The statistical anomalies will be the movies that are over-represented in the foreground compared to the background. Theoretically, this should be a list of comedies, since people who enjoy Will Ferrell comedies will recommend them at a higher rate than the background population of people.

Let’s give it a shot:

GET mlratings/_search
{
  "size" : 0,
  "query": {
    "filtered": {
      "filter": {
        "term": {
          "movie": 46970
        }
      }
    }
  },
  "aggs": {
    "most_sig": {
      "significant_terms": { 
        "field": "movie",
        "size": 6
      }
    }
  }
}

The setup is nearly identical — we just use significant_terms instead of terms.

As you can see, the query is nearly the same. We filter for users who liked Talladega Nights; this forms the foreground group. By default, significant_terms will use the entire index as the background, so we don’t need to do anything special.

The results come back as a list of buckets similar to terms, but with some extra metadata:

...
   "aggregations": {
      "most_sig": {
         "doc_count": 271, 
         "buckets": [
            {
               "key": 46970,
               "key_as_string": "46970",
               "doc_count": 271,
               "score": 256.549815498155,
               "bg_count": 271
            },
            {
               "key": 52245, 
               "key_as_string": "52245",
               "doc_count": 59, 
               "score": 17.66462367106966,
               "bg_count": 185 
            },
            {
               "key": 8641,
               "key_as_string": "8641",
               "doc_count": 107,
               "score": 13.884387742677438,
               "bg_count": 762
            },
            {
               "key": 58156,
               "key_as_string": "58156",
               "doc_count": 17,
               "score": 9.746428133759462,
               "bg_count": 28
            },
            {
               "key": 52973,
               "key_as_string": "52973",
               "doc_count": 95,
               "score": 9.65770100311672,
               "bg_count": 857
            },
            {
               "key": 35836,
               "key_as_string": "35836",
               "doc_count": 128,
               "score": 9.199001116457955,
               "bg_count": 1610
            }
         ]
 ...

The top-level doc_count shows the number of docs in the foreground group.

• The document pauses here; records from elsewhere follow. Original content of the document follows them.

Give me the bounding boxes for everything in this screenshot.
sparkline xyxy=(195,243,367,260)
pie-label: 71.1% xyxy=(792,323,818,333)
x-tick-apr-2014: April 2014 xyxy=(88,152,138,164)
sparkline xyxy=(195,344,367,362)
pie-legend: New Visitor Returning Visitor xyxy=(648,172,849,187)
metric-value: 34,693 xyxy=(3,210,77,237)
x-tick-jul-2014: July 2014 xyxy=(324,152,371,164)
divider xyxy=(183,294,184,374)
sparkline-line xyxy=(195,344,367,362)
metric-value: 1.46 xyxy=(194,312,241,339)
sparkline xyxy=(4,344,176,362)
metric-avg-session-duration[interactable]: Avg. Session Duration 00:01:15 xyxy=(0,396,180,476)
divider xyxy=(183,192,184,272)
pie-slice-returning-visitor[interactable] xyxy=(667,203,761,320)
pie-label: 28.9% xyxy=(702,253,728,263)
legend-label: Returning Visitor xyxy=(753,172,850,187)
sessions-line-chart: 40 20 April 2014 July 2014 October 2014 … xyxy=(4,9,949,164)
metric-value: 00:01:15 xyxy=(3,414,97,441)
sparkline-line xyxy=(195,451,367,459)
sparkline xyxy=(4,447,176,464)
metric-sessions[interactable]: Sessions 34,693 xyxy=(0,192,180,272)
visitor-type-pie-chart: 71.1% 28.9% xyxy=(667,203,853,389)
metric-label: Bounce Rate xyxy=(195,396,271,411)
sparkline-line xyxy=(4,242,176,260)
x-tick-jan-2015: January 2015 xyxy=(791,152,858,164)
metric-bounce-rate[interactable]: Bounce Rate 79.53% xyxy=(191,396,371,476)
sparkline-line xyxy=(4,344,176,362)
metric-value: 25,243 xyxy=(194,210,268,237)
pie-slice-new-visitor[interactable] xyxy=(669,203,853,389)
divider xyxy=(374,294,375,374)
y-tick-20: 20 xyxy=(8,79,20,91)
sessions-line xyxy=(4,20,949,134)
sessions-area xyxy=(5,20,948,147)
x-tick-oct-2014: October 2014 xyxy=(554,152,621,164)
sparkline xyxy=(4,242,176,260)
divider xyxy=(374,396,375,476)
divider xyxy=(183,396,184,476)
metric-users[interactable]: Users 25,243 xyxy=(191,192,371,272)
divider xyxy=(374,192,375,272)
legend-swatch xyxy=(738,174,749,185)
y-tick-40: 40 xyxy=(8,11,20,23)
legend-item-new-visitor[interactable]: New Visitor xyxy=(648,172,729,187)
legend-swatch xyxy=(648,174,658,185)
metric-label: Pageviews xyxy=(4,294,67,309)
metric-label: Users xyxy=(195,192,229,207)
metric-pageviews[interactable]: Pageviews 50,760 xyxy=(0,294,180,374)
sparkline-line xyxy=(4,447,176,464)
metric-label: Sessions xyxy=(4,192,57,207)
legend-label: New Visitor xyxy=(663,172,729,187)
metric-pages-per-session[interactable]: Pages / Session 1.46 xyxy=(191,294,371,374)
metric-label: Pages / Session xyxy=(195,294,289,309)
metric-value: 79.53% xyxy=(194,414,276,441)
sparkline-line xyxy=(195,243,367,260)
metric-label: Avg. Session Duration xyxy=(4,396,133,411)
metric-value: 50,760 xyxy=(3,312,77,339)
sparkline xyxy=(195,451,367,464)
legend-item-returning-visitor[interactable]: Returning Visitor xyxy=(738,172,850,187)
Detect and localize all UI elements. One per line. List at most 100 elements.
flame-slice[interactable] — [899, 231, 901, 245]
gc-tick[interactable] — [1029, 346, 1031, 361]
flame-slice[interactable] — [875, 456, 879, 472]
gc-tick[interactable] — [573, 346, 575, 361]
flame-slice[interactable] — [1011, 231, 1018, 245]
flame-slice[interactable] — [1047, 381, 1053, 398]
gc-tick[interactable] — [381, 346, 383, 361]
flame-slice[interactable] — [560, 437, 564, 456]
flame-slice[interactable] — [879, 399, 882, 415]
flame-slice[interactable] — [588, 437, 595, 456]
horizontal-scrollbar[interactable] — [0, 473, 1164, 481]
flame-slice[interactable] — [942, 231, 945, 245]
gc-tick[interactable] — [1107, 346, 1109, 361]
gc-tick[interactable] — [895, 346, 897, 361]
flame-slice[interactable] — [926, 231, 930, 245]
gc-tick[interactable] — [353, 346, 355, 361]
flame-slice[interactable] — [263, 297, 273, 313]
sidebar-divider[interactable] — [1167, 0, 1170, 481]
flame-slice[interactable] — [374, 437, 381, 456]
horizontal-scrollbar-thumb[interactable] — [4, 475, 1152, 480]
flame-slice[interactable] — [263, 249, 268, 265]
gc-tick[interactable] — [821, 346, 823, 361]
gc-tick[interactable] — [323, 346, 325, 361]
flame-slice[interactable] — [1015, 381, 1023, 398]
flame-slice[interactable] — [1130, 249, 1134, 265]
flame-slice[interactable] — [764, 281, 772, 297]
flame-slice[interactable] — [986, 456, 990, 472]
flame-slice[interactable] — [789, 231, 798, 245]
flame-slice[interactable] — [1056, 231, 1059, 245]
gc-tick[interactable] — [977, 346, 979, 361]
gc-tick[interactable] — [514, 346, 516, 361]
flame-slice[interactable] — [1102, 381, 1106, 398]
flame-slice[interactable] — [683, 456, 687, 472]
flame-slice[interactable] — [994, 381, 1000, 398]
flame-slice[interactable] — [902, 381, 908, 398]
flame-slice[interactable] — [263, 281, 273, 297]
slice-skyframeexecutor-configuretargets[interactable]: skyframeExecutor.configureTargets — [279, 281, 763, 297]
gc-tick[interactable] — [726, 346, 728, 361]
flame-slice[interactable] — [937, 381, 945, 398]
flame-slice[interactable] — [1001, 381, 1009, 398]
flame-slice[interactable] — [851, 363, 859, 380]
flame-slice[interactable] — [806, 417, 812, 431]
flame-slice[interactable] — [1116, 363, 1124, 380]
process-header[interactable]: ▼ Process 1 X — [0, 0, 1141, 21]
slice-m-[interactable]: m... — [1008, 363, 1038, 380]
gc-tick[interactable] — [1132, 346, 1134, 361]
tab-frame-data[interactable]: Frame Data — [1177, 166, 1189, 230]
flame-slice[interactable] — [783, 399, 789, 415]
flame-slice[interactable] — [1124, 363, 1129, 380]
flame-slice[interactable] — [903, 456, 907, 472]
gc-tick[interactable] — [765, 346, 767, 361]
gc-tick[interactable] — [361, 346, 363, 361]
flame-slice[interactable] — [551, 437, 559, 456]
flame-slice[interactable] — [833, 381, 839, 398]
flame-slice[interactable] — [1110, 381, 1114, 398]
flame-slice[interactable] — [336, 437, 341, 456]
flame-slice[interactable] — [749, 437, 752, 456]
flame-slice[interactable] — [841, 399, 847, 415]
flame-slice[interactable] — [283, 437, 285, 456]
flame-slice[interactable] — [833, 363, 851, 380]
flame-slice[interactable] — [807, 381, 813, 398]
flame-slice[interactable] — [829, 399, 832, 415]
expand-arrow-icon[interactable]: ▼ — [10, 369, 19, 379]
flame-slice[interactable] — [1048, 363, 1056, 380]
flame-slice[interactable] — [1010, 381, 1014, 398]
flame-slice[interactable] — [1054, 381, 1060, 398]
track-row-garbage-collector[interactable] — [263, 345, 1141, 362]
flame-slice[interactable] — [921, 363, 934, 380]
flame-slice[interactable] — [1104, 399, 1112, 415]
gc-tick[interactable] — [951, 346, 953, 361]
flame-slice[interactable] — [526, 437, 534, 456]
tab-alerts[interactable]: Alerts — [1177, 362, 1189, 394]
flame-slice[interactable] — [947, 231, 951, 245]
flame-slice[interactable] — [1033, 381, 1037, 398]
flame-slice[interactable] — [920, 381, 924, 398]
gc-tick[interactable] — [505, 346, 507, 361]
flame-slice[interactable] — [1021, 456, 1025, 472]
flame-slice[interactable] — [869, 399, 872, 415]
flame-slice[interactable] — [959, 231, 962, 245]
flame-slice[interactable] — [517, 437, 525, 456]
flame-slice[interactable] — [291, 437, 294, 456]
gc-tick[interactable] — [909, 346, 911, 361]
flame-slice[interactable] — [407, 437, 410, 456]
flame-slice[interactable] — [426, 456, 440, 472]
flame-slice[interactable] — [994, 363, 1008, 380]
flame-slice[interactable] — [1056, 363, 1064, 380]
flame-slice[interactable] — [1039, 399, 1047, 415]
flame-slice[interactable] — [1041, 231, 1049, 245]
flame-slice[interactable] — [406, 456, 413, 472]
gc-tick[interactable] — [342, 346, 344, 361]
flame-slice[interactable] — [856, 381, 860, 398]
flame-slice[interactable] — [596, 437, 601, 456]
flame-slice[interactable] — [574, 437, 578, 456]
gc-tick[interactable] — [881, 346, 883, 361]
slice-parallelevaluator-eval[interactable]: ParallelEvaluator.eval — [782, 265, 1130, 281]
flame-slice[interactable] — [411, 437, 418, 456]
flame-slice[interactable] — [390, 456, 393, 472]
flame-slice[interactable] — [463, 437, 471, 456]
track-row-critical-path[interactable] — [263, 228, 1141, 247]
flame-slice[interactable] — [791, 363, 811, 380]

Each bucket lists the key (for example, movie ID) being aggregated.

A doc_count for that bucket.

And a background count, which shows the rate at which this value appears in the entire background.

You can see that the first bucket we get back is Talladega Nights. It is found in all 271 documents, which is not surprising. Let’s look at the next bucket: key 52245.

This ID corresponds to Blades of Glory, a comedy about male figure skating that also stars Will Ferrell. We can see that it was recommended 59 times by the people who also liked Talladega Nights. This means that 21% of the foreground group recommended Blades of Glory (59 / 271 = 0.2177).

In contrast, Blades of Glory was recommended only 185 times in the entire dataset, which equates to a mere 0.26% (185 / 69796 = 0.00265). Blades of Glory is therefore a statistical anomaly: it is uncommonly common in the group of people who like Talladega Nights. We just found a good recommendation!

If we look at the entire list, they are all comedies that would fit as good recommendations (many of which also star Will Ferrell):

  1. Blades of Glory
  2. Anchorman: The Legend of Ron Burgundy
  3. Semi-Pro
  4. Knocked Up
  5. 40-Year-Old Virgin, The

This is just one example of the power of significant_terms. Once you start using significant_terms, you find many situations where you don’t want the most popular—​you want the most uncommonly common. This simple aggregation can uncover some surprisingly sophisticated trends in your data.